Space Health Alert Astronautfinds Cervical Vein Thrombosis on Space Station

BEIJING, March 6 (Xinhua) — A new study shows that an anonymous astronaut on the International Space Station has a deep vein thrombosis (DVT) in his neck veins, a blood clot in his neck vein, according tomedia reports. For privacy reasons, the astronaut’s identity and the exact time of his illness were kept secret, and personal lycins were omitted from the case study, only to know that the astronaut was on a six-month mission to the space station and only two months on the station, where deep vein thrombosis was detected.

Space Health Alert Astronautfinds Cervical Vein Thrombosis on Space Station

Moore and NASA doctors agree that blood thinners are the best treatment for astronauts’ blood clots, but the astronauts have very limited drug options on the space station because the station has only a small supply of drugs.

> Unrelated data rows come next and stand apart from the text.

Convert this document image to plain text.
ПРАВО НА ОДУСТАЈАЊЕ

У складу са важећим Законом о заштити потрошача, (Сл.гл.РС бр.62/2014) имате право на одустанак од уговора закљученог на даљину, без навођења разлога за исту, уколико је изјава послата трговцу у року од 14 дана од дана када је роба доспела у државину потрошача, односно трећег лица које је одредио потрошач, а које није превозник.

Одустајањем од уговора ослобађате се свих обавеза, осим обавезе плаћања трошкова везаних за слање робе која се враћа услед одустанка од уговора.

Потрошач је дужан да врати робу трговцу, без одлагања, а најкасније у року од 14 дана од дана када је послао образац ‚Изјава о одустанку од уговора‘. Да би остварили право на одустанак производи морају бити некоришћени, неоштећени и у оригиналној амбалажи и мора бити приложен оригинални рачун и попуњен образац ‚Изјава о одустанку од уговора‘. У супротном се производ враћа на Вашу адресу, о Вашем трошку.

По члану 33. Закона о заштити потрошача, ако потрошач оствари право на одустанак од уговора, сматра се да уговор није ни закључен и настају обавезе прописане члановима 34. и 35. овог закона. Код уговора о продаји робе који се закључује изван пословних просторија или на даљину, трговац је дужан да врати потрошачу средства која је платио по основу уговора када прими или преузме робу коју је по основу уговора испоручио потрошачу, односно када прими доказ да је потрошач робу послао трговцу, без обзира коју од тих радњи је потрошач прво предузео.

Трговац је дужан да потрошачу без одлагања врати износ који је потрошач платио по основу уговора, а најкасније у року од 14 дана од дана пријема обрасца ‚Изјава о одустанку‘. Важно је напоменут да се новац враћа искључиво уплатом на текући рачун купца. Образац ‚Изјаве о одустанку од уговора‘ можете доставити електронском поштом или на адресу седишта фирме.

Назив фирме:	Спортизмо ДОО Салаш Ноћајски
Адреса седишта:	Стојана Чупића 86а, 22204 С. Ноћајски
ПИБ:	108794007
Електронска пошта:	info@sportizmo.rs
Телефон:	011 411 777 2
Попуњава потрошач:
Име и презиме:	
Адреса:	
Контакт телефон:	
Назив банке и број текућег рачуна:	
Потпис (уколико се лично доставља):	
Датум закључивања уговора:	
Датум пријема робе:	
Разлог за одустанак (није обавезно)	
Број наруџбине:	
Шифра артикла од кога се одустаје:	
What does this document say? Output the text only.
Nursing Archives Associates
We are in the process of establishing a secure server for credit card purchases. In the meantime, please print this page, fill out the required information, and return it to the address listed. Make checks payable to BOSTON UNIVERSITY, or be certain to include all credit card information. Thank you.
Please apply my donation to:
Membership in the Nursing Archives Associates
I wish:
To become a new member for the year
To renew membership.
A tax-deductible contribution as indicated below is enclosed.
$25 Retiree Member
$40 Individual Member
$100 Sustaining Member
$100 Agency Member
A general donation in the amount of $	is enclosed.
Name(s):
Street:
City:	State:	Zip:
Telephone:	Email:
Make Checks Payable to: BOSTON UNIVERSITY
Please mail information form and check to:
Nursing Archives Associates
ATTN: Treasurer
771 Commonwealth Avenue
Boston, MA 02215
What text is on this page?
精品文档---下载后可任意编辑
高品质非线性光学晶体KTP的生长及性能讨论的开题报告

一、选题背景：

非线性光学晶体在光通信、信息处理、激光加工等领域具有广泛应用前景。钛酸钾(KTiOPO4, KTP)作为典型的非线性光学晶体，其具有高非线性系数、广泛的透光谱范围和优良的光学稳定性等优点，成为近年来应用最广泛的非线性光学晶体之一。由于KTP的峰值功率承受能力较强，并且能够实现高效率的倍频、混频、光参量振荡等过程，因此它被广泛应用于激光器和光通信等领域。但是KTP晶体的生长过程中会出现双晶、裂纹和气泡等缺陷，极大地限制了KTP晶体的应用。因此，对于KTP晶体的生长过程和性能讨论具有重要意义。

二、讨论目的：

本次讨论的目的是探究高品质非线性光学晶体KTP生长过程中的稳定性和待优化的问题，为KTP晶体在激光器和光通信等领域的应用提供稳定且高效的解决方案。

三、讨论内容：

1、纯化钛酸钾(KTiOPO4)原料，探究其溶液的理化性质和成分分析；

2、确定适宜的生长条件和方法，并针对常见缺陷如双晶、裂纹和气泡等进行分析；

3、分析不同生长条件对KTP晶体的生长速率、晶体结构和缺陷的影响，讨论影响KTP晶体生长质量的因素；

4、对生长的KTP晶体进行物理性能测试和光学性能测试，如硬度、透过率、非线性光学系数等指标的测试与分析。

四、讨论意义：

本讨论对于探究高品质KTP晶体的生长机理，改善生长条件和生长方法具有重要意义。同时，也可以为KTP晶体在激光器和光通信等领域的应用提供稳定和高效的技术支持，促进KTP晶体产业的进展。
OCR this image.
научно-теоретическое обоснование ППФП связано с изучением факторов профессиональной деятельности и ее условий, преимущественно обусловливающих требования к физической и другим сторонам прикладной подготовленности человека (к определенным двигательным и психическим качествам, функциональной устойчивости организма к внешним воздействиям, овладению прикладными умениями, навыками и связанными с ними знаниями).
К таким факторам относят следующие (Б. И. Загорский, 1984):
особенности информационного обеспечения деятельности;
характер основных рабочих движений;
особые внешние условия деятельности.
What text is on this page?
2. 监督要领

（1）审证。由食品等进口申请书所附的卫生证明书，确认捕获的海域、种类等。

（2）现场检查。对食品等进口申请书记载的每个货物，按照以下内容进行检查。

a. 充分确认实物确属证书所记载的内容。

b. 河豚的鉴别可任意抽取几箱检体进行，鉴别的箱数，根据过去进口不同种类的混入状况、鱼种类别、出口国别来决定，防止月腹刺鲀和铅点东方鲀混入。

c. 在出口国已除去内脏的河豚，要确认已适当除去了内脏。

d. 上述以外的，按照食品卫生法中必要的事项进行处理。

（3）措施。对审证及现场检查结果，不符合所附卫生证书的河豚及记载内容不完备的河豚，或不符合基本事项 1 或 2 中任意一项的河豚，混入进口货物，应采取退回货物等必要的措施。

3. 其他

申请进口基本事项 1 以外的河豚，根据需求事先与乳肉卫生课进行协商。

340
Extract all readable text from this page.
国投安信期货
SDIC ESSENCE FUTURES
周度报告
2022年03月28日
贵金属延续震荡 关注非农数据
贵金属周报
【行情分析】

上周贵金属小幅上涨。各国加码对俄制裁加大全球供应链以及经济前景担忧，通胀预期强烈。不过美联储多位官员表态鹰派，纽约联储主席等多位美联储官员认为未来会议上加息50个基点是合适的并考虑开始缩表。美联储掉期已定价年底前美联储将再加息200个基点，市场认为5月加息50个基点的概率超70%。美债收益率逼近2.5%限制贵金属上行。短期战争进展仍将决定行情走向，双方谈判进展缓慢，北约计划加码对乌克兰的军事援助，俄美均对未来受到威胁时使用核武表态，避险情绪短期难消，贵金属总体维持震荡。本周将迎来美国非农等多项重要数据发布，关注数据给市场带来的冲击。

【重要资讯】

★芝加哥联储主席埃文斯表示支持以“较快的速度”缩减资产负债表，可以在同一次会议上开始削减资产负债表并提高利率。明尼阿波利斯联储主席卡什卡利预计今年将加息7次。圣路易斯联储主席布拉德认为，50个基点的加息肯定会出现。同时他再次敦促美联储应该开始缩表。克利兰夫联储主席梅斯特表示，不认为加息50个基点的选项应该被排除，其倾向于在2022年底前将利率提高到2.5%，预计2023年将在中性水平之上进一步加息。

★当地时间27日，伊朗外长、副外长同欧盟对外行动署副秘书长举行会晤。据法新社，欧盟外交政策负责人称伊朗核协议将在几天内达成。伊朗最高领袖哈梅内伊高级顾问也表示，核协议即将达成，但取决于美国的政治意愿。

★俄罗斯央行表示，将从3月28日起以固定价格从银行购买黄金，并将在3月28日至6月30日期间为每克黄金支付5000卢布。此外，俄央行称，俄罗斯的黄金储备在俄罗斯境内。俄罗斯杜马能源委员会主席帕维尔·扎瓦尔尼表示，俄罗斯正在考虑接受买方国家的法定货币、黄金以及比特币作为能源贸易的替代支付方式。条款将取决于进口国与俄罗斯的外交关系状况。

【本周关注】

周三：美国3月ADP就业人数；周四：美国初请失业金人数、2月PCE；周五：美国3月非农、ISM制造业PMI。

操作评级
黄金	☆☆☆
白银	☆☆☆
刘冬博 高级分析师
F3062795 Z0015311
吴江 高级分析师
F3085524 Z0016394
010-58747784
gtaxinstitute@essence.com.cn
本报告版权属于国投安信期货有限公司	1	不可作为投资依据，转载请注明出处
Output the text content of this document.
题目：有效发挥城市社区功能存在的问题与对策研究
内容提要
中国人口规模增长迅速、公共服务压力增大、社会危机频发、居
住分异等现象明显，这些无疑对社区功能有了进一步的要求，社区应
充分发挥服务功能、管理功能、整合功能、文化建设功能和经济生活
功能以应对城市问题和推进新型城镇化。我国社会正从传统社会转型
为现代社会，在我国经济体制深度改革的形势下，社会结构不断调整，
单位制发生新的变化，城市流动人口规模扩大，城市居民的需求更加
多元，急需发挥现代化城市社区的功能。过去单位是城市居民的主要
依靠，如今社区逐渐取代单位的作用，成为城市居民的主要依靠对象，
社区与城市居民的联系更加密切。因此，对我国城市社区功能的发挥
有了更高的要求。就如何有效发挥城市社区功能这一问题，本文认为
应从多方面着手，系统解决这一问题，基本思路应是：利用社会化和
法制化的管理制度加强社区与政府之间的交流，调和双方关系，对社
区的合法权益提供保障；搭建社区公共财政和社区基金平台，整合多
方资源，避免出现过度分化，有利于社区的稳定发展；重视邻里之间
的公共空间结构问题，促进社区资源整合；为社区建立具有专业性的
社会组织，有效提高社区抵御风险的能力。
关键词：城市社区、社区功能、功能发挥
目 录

This is the first time blood clots have been found on an astronaut’s body, and NASA has yet to develop a plan to treat the condition in a “zero gravity” environment.

Thrombosis specialist

Stephan Moll, a professor of medicine at the University of North Carolina at Chapel Hill School of Medicine and one of the experts hired by NASA to treat thrombosis, said in a statement that Moore was the only non-NASA physician to help NASA treat thrombosis.

Moore and NASA doctors agree that blood thinners are the best treatment for astronauts’ blood clots, but the astronauts have very limited drug options on the space station because the station has only a small supply of drugs.

Space Health Alert Astronautfinds Cervical Vein Thrombosis on Space Station

For privacy reasons, the astronaut’s identity and the exact time of his illness were kept secret, and personal lycins were omitted from the case study, only to know that the astronaut was on a six-month mission to the space station and only two months on the station, where deep vein thrombosis was detected.

When it was discovered that the astronauts had a thrombosis, the blood thinner Enoxaparin was very limited, and Moore helped NASA decide how to quantify the station’s inochin to effectively treat deep vein thrombosis while ensuring that astronauts did not run out of the drug in the next space cargo shipment.

Treatment process

Currently, astronauts with thrombosis have been injected with enoftoin for 40 days, and enofheparin is injected with the skin, and on the 43rd day of the astronaut’s injection of enoheparin, a batch of Apixaban drugs will be delivered to the space station via a supply ship. Apixaban is an anticoagulant oral drug used to prevent venous thrombosis and atrial fibrillation stroke.

Astronaut thrombosis treatment takes more than 90 days, during which time the astronaut sits under the guidance of a radiology team on the ground to perform an ultrasound on his neck, closely monitor thrombosis, and Mohr communicates with astronaut patients via e-mail and phone. Eventually the astronaut successfully completed a six-month mission to the space station and returned to Earth without blood clot severce.

More research is needed.

Ironically, the astronauts examined deep vein thrombosis when they performed an ultrasound on the neck to analyze how the body’s fluids were redistributed in a weightless state, but he did not have any abnormal symptoms. Without the test, researchers at the University of North Carolina said, no one would have known what would be like of a blood clot in the space environment.

Moore said there was a need for more in-depth research into the performance of blood and blood clots in space, a phenomenon that is common in the bodies of astronauts on the space station.

How to minimize the risk of deep vein thrombosis? Should the International Space Station be equipped with more drugs? All of these questions need to be answered, especially given that astronauts will carry out longer missions to the moon and Mars.